Turizm ve Kültür Bakanlığı bütün dünyaya örnek olacak şekilde ülkemizde geçen seneden beri oteller için sürdürebilirlik sertifikası uygulamaya sokmuştur.
Türkiye'nin küresel ısınma ve iklim değişikliğiyle mücadele etmek için bir politikası bulunmaktadır.
Türkiye, Birleşmiş Milletler İklim Değişikliği Çerçeve Sözleşmesi'ne taraf olarak, iklim değişikliği ile mücadele etmek ve sera gazı salımlarını azaltmak için çeşitli adımlar atmaktadır.
İşte Türkiye'nin küresel ısınmaya karşı politikalarının bazı örnekleri:
1. Ulusal Katkı Beyanı (Nationally Determined Contribution - NDC): Türkiye, Paris Anlaşması kapsamında bir Ulusal Katkı Beyanı sunmuştur. Bu beyanda, 2030 yılına kadar sera gazı salımlarının azaltılması ve enerji verimliliği, yenilenebilir enerji kullanımı, ormansızlaşmanın azaltılması ve diğer önlemler gibi hedefler belirtilmektedir.
2. Yenilenebilir Enerji:
Türkiye, enerji üretiminde ve kullanımında yenilenebilir enerji kaynaklarına daha fazla odaklanmaktadır. Bu kapsamda rüzgar enerjisi, güneş enerjisi, hidroelektrik ve biyokütle gibi yenilenebilir enerji kaynaklarının kullanımı teşvik edilmekte ve desteklenmektedir.
3. Enerji Verimliliği:
Türkiye, enerji verimliliği önlemlerini artırmak için çalışmalar yürütmektedir. Binalarda enerji verimliliğini artırmak, endüstriyel süreçlerde verimlilik sağlamak ve ulaşımda enerji tasarrufu sağlamak gibi alanlarda önlemler alınmaktadır.
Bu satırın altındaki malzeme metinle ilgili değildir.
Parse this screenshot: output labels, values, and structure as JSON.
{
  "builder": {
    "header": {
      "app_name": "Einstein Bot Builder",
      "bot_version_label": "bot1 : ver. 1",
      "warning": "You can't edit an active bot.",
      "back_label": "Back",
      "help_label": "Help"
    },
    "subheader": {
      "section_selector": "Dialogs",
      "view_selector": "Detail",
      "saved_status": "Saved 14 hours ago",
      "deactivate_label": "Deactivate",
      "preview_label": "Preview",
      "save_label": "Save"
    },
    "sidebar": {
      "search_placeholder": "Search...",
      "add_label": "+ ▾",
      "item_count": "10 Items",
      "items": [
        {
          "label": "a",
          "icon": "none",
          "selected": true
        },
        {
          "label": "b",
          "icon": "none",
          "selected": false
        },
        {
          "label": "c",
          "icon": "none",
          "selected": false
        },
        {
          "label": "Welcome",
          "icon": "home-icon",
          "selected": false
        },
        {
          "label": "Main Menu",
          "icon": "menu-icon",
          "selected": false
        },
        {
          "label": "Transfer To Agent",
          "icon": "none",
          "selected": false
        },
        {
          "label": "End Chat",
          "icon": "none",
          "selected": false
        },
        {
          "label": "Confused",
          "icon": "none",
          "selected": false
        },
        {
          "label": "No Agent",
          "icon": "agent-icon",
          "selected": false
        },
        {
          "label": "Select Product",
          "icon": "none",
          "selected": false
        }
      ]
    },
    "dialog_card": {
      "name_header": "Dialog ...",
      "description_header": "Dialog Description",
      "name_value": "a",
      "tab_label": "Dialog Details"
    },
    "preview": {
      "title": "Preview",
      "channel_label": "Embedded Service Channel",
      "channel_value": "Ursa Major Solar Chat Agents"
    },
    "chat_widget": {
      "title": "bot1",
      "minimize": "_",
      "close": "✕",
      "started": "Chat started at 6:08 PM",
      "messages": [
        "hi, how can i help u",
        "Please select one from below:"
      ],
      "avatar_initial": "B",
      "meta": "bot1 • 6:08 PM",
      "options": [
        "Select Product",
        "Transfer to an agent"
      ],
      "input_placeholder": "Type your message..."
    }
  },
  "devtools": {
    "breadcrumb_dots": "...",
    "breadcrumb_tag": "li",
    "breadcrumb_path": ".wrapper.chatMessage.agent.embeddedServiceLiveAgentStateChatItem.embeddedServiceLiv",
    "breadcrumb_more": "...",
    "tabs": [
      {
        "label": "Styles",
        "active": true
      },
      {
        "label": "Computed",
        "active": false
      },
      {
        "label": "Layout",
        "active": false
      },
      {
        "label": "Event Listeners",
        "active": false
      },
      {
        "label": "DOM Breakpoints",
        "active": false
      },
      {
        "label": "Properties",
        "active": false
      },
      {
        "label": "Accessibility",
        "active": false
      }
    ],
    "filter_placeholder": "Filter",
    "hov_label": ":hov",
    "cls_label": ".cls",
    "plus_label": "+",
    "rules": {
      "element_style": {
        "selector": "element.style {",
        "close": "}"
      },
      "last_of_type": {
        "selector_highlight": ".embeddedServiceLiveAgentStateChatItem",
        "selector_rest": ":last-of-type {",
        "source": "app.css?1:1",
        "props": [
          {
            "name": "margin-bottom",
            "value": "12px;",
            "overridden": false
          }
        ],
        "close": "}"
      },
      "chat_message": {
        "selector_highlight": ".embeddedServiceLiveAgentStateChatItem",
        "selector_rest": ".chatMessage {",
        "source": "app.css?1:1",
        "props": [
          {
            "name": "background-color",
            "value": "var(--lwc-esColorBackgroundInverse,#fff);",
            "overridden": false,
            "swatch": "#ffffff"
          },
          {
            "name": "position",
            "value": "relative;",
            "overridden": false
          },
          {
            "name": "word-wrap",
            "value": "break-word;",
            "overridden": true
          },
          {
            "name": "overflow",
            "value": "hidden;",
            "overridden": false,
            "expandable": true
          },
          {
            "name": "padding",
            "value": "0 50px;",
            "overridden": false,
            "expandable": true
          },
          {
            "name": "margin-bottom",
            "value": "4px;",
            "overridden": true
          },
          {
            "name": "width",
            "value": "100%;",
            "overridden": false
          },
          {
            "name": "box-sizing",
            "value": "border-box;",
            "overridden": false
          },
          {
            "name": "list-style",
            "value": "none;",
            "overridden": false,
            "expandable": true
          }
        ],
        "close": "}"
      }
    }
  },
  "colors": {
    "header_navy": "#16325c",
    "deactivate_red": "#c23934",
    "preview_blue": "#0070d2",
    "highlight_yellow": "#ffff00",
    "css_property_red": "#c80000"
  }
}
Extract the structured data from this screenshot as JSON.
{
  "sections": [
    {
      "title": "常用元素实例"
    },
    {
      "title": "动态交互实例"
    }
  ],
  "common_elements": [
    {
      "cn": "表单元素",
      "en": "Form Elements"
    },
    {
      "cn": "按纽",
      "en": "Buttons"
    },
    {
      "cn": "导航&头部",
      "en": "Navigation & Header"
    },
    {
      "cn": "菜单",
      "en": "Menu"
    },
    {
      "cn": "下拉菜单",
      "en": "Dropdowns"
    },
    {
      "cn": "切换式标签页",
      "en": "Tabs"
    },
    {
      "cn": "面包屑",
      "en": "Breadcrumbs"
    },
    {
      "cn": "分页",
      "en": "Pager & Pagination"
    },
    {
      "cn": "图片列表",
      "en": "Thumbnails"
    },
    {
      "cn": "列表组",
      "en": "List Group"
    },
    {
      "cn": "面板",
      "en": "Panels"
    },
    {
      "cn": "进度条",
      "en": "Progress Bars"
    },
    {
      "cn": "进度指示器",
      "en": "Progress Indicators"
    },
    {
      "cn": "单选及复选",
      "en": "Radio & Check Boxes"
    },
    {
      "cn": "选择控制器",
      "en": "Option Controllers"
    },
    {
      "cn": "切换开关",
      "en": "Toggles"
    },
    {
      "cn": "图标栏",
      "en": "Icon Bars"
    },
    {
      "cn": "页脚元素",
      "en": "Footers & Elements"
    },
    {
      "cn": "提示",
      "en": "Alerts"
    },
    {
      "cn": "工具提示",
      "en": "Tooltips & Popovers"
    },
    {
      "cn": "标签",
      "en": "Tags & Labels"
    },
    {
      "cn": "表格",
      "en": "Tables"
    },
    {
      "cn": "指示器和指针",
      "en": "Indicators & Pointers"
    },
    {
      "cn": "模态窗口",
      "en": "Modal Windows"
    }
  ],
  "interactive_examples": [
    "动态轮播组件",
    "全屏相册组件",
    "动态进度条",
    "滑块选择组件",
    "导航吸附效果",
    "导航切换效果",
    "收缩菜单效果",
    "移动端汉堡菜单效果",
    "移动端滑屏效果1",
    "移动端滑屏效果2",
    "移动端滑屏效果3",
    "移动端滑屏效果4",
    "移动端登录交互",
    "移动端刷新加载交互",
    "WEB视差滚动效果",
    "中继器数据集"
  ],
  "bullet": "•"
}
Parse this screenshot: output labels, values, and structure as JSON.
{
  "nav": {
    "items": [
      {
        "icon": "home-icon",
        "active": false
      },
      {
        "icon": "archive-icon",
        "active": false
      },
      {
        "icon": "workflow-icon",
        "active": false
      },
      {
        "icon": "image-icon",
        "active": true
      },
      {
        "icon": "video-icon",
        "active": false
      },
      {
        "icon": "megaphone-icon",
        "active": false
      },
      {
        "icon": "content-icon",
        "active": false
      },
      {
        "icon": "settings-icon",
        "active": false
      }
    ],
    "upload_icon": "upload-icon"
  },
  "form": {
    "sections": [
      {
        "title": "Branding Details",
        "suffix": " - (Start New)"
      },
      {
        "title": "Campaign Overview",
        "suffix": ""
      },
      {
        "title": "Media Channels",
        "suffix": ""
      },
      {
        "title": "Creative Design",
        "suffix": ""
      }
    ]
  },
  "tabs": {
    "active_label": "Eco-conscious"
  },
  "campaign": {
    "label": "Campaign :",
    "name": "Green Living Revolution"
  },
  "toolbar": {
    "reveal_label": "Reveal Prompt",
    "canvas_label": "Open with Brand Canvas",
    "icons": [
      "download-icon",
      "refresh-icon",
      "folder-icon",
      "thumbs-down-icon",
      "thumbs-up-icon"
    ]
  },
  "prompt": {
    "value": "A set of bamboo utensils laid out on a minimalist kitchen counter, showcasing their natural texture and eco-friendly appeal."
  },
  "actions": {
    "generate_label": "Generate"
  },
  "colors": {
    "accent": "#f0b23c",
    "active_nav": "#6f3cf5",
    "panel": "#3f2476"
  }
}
4. Orman ve Çevre Koruma: Türkiye, ormansızlaşmayı önlemek ve orman varlığını artırmak için politikalar geliştirmektedir. Ağaçlandırma projeleri, erozyonla mücadele, biyolojik çeşitliliğin korunması ve sürdürülebilir ormancılık gibi konular önemli bir yer tutmaktadır.
5. Uluslararası İşbirliği: Türkiye, uluslararası platformlarda iklim değişikliği konusunda işbirliği yapmaktadır. Paris Anlaşması gibi uluslararası anlaşmalara uyum sağlamak, teknoloji transferi ve finansal destek gibi konularda diğer ülkelerle işbirliği yapmaktadır.
Bu politikalar, Türkiye'nin küresel ısınma ve iklim değişikliğiyle mücadelede aldığı önlemlerin bazı örnekleridir.
Ancak, politikaların etkinliği ve uygulama süreci daha da hızlanmalıdır.